Re: [WP34S] Bug in Inverse CDF for Fdistribution Message #8 Posted by Dieter on 15 Apr 2012, 9:53 a.m., in response to message #7 by Paul Dale
Pauli,
I am not sure how the F quantile function finally was implemented, and for this distribution I only found some tests for an initial guess. However, my results are different. Please note that the probability here is given by q = 1p instead of p. This is also important because the F guess may include the guess for the normal quantile which has to carry the correct sign here!
Here are my results:
q = 0.05, n1 = 5, n2 = 10 => f_guess = 3.30
q = 0.95, n1 = 10, n2 = 5 => f_guess = 0.30 (= 1/3.30)
That's quite close to the exact value, isn't it ?)
Regarding the divergent Newton steps: you may want to check if the CDF returns results with sufficient accuracy. Then, I remember we had a discussion on a similar problem with another distribution. The simple and effective solution was limiting the correction to a maximum possible amount. Which here could be the correction applied in the previous iteration.
Addendum: I wrote a short program for the 34s emulator and tried the given example (0.05; 10; 5) with the initial guess based on the wrong probability 1p (iteration starts at 4,7 or 3,3 instead of 0.2 or 0.3). The program threw exactly the same domain error as it tried to evaluate the PDF for a large negative x. ;)
Then I tried the example with the correct initial guess 0.30 and the iteration converged to 34 digits (DBLON) within 5 or 6 Newton steps. :)

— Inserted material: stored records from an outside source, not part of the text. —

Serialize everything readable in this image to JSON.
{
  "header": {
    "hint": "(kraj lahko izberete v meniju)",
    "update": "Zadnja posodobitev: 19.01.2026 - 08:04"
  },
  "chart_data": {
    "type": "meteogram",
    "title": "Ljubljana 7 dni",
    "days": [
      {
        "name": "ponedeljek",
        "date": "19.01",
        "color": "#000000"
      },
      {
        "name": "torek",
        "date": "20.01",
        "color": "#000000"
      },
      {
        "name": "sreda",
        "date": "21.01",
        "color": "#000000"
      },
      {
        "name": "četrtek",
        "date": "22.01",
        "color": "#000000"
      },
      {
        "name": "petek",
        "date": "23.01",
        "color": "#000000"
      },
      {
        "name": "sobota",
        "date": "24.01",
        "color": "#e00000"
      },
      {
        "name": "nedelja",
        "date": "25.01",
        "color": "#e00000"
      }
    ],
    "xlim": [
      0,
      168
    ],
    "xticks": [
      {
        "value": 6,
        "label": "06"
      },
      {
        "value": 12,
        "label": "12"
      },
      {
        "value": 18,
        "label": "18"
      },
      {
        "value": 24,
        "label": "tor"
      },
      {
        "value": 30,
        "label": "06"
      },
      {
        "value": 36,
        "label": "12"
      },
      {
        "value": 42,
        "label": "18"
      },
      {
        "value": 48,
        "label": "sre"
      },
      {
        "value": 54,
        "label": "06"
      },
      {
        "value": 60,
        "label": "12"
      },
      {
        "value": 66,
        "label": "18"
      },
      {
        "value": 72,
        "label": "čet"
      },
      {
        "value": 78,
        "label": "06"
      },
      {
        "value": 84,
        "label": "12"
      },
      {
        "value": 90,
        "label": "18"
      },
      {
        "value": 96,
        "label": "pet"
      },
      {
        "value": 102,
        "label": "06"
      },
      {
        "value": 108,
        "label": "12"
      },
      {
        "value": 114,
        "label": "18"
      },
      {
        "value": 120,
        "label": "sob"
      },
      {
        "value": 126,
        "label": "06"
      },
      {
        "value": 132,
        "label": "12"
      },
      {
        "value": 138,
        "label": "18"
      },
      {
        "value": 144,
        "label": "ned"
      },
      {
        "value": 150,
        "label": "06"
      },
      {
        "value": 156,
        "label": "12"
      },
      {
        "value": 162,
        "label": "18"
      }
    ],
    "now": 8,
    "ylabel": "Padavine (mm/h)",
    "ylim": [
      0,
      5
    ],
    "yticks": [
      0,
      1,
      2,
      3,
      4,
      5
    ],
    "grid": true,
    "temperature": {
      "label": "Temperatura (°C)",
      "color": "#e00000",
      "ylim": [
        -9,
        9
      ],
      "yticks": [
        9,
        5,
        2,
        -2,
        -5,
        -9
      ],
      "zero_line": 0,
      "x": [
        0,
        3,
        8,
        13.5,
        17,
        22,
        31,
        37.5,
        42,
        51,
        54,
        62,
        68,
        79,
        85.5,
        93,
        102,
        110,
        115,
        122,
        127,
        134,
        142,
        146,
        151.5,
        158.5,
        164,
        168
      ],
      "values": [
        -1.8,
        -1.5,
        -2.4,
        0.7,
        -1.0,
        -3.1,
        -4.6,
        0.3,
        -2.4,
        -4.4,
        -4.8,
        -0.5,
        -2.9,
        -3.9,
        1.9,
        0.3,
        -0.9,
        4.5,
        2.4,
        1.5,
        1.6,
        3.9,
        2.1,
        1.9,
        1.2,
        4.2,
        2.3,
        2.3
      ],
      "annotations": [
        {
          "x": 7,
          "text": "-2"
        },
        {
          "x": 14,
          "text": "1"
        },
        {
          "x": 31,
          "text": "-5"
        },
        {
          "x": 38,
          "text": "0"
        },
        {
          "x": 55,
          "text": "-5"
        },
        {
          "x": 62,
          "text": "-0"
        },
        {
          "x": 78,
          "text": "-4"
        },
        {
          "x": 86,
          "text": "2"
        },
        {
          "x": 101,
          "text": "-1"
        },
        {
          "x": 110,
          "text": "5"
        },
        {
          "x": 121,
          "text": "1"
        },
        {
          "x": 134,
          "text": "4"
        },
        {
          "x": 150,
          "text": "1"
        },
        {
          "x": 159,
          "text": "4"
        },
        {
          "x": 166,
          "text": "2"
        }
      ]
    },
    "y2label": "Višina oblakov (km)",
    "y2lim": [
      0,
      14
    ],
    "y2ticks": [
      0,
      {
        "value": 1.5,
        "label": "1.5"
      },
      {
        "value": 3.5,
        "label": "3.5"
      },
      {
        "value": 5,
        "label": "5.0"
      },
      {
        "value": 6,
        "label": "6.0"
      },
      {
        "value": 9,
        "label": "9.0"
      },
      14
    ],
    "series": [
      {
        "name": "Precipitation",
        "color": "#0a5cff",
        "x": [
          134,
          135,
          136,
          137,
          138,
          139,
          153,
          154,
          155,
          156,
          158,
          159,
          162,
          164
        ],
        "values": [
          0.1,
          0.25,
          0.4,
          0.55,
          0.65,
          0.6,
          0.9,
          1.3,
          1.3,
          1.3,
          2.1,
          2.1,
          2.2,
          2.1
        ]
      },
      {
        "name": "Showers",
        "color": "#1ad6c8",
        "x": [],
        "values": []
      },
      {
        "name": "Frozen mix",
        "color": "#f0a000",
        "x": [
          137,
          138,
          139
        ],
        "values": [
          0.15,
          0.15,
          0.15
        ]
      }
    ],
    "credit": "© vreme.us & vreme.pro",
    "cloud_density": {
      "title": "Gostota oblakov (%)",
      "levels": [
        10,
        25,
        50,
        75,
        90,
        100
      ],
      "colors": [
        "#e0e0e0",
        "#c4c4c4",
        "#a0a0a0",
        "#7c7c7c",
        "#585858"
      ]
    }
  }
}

Maybe we tracked down the error. If we did, the whole F quantile should even get evaluated faster than before. Pauli, please check how the current implementation works if you replace 0.95 by 0.05 and vice versa and/or n1 and n2 are swapped. Also the guess for the normal quantile has to carry the correct sign.
Dieter
Edited: 15 Apr 2012, 12:26 p.m.